The frame then shifted to demonstrating the clear economic benefits of ESG incorporation to plan participants and beneficiaries, and to argue for plan sponsors and other stakeholders to act. Building on quantitative data and research into the benefits of ESG incorporation in risk management, the focus was on connecting ESG incorporation to investment performance. Finally, through the recent report, Fiduciary Duty in the 21st Century, the focus has broadened to make the point that fiduciaries now have an obligation to integrate ESG factors if they are to fulfill their fiduciary duties. ESG incorporation is now viewed as an essential tool to identify and address investment risks and opportunities, such as climate change mitigation and adaptation.
Stakeholders will drive ESG incorporation more than policy
Given that any clear policy directives supporting ESG incorporation remain highly unlikely in the US, the growth of ESG incorporation in the ERISA market will be driven less by policy and more by companies seeing ESG incorporation as a business imperative and source of competitive advantage as they seek to build corporate cultures and CSR initiatives that attract and retain the best talent. Members of the general public, and specifically beneficiaries, are expected to increasingly engage with plan sponsors on the environmental and societal impact of retirement assets. Given this increased awareness of ESG among stakeholders, a long-term increase in ESG incorporation in the US remains likely.
ERISA retirement plans in the US
In the United States, private sector retirement plans are subject to the provisions of ERISA. The act sets standards for fiduciaries of defined benefit and defined contribution plans based on the principle of a prudent person standard. Under ERISA, plan sponsors and other fiduciaries generally must:
(1) Act solely in the interest of the plan participants and beneficiaries;
(2) Invest with the care, skill, and diligence of a prudent person with knowledge of such matters; and
(3) Diversify plan investments to minimize the risk of large losses. Plan sponsors that breach any of these fiduciary duties can be held personally liable.
The Employee Benefits Security Administration (EBSA), part of the US Department of Labor (DOL), is responsible for enforcing the fiduciary responsibility provisions of ERISA and issuing related regulations and guidance.
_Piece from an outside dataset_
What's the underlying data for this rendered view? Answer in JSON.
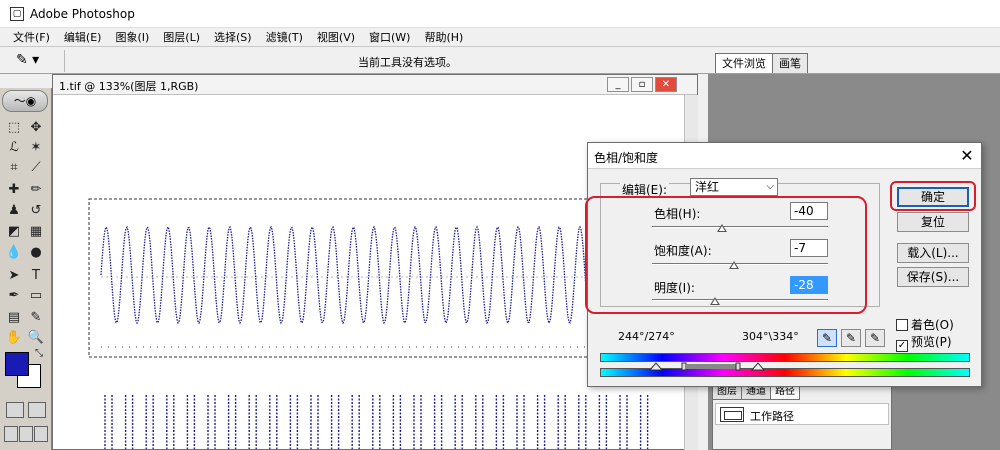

Although public sector and religious plans are exempt from the provisions of ERISA and the jurisdiction of the DOL, these plans often look to ERISA principles as a benchmark for best practice in meeting common law fiduciary standards in their governance.
Public sector plans are subject to federal and state laws other than ERISA, and their investment management is typically overseen by a board of trustees; however, their governance is also similar to the ERISA prudent person standard.
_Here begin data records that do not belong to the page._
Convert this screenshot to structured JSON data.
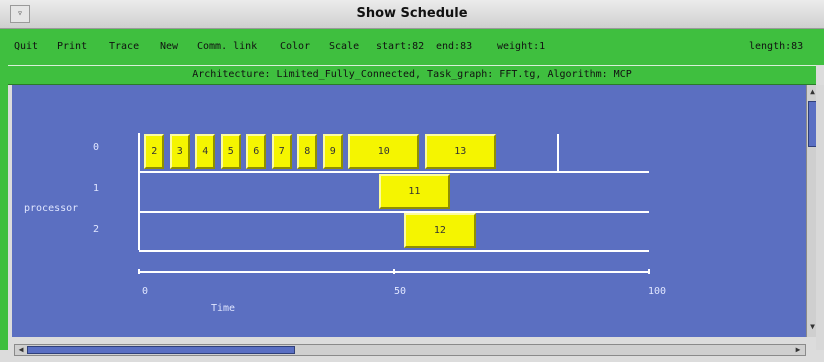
{
  "window": {
    "title": "Show Schedule",
    "menu_icon": "window-menu-icon"
  },
  "menu": {
    "quit": "Quit",
    "print": "Print",
    "trace": "Trace",
    "new": "New",
    "comm_link": "Comm. link",
    "color": "Color",
    "scale": "Scale",
    "start": "start:82",
    "end": "end:83",
    "weight": "weight:1",
    "length": "length:83"
  },
  "info": "Architecture: Limited_Fully_Connected, Task_graph: FFT.tg, Algorithm: MCP",
  "chart": {
    "y_label": "processor",
    "x_label": "Time",
    "processors": [
      "0",
      "1",
      "2"
    ],
    "ticks": [
      "0",
      "50",
      "100"
    ]
  },
  "chart_data": {
    "type": "gantt",
    "title": "",
    "xlabel": "Time",
    "ylabel": "processor",
    "xlim": [
      0,
      100
    ],
    "tasks": [
      {
        "label": "2",
        "processor": 0,
        "start": 1,
        "end": 5
      },
      {
        "label": "3",
        "processor": 0,
        "start": 6,
        "end": 10
      },
      {
        "label": "4",
        "processor": 0,
        "start": 11,
        "end": 15
      },
      {
        "label": "5",
        "processor": 0,
        "start": 16,
        "end": 20
      },
      {
        "label": "6",
        "processor": 0,
        "start": 21,
        "end": 25
      },
      {
        "label": "7",
        "processor": 0,
        "start": 26,
        "end": 30
      },
      {
        "label": "8",
        "processor": 0,
        "start": 31,
        "end": 35
      },
      {
        "label": "9",
        "processor": 0,
        "start": 36,
        "end": 40
      },
      {
        "label": "10",
        "processor": 0,
        "start": 41,
        "end": 55
      },
      {
        "label": "13",
        "processor": 0,
        "start": 56,
        "end": 70
      },
      {
        "label": "11",
        "processor": 1,
        "start": 47,
        "end": 61
      },
      {
        "label": "12",
        "processor": 2,
        "start": 52,
        "end": 66
      }
    ],
    "marker_time": 82
  },
  "colors": {
    "menu_bg": "#3fbf3f",
    "canvas_bg": "#5b6fc1",
    "task_fill": "#f5f500"
  }
}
Defined benefit and contribution plans and qualified default investment alternatives
Private sector retirement plans in the US are typically either defined contribution (DC) or defined benefit (DB). Within a DB plan, the beneficiary is provided a monthly retirement benefit commencing at retirement based on factors such as years of service and salary, with the company obliged to provide the specified benefit. For decades, US companies have sought to reduce their corporate pension liabilities by closing DB plans and offering DC plans in their place.
In a DC plan, the employee has the option to participate and make tax-favored contributions during the period of employment. The company’s direct costs are typically confined to plan administration. However, most firms now provide a modest contribution match of 1-3% of the employee’s income as an incentive for employee participation. The employee chooses from a menu of investable options, making all investment decisions and assuming all investment performance risk. However, the menu of investable options is determined by the company. When employees change jobs, they maintain ownership of the funds accrued and are eligible to transfer their funds to another retirement plan.
In order to increase employee participation, plan sponsors may choose to automatically enroll eligible workers in a DC plan. When the employee does not select an investment option, the plan beneficiary may provide a default investment option. The DOL has specified criteria for these qualified default investment alternatives (QDIAs) that offer plan sponsors a “safe haven” from liability when they are included.